Rebbe Nachman says that there is a “great mitzvah to always be happy” but if it is a “great mitzvah” then happiness must be elusive and difficult to find.
The Declaration of Independence says something similar. Happiness is not present; it needs to be pursued.
The Jewish Ideal
Another great teacher of Hassidism was Rebbe Zusha of Hanipol. Of the many stories told about him, one of the most famous deals with happiness:
A man once visited the holy Maggid of Mezeritch and said he had great difficulties applying the Talmudic saying that “A person is supposed to bless God for the bad just as he blesses Him for the good.” The Maggid told him to find the Maggid’s disciple Reb Zusha of Hanipol and ask him. The man went and found Rebbe Zusha, who received him kindly and invited him to his home. When the guest came in, he saw how poor the family was, there was almost nothing to eat and they were beset with afflictions and illnesses. Nevertheless, Rebbe Zusha was always happy and cheerful. The guest was astonished at this picture. He said: “I went to the Holy Maggid to ask him how it is possible to bless God for the bad He sends us the same way as we bless Him for the good, and The Maggid told me only you can help me in this matter.” Rebbe Zusha said: “This is indeed a very interesting question. But why did our holy Rebbe send you to me? How would I know? He should have sent you to someone who has experienced suffering.
What was Rebbe Zusha’s secret?
I think that Rebbe Zusha totally felt that his life was lived in the service of Hashem. Every moment of the day was spent in Hashem’s presence and with this perception of life, he exemplified what the Rambam (Rambam, Hilchot Lulav, chap. 8:15) teaches us about happiness which is a lesson based on this week’s parsha:
The joy which a person derives from doing good deeds and from loving God, who has commanded us to practice them, is a supreme form of divine worship.

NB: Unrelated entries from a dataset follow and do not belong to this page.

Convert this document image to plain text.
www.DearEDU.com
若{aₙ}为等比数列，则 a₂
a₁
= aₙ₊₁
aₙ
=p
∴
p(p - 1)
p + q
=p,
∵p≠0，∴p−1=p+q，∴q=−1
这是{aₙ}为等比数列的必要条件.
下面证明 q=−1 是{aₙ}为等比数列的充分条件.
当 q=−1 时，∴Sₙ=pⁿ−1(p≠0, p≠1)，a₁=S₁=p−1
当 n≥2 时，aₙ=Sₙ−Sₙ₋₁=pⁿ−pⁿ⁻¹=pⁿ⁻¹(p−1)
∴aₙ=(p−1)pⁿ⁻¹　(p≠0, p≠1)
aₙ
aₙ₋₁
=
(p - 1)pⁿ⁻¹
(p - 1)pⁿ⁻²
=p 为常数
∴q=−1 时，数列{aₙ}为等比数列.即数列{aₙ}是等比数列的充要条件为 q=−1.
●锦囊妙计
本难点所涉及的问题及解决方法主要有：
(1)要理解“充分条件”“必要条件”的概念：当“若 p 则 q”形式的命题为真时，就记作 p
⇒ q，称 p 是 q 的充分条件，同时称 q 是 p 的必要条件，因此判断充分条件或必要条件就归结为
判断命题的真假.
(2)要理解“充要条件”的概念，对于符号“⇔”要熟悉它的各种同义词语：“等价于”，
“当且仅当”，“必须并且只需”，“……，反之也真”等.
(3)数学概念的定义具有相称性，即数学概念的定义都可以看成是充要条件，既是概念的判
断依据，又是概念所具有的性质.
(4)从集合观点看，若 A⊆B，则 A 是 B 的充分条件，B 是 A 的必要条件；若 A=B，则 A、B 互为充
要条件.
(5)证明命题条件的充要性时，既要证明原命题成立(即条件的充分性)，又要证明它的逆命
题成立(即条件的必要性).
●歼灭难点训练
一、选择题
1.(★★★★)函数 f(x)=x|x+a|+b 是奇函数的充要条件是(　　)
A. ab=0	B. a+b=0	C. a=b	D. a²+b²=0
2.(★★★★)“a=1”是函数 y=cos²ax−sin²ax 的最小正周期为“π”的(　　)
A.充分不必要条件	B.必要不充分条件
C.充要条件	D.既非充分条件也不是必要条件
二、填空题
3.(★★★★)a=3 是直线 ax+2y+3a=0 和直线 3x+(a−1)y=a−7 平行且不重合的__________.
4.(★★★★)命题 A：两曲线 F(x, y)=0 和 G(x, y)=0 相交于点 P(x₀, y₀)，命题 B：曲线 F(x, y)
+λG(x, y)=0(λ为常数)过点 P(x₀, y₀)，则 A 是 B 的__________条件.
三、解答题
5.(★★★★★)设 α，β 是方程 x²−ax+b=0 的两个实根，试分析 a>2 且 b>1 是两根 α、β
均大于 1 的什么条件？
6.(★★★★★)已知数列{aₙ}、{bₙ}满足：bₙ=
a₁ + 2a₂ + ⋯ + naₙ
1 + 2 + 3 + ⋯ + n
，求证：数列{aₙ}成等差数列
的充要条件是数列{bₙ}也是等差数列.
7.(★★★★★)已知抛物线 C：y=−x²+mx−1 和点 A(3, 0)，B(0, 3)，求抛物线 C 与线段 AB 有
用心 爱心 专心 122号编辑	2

Anyone who refrains from experiencing this joy deserves punishment, as it is written: “Because you have not served the Lord your God with joy and with a glad heart” (Devarim 28:47)…..True greatness and honor are attained only by rejoicing before the Lord, as it is written: “King David was leaping and dancing before the Lord” (Shmuel Bet 6:16).
If Rebbe Zusha would have ever read the Declaration of Independence I think he would have smiled and said, “Happiness does not have to be pursued -it is right here.”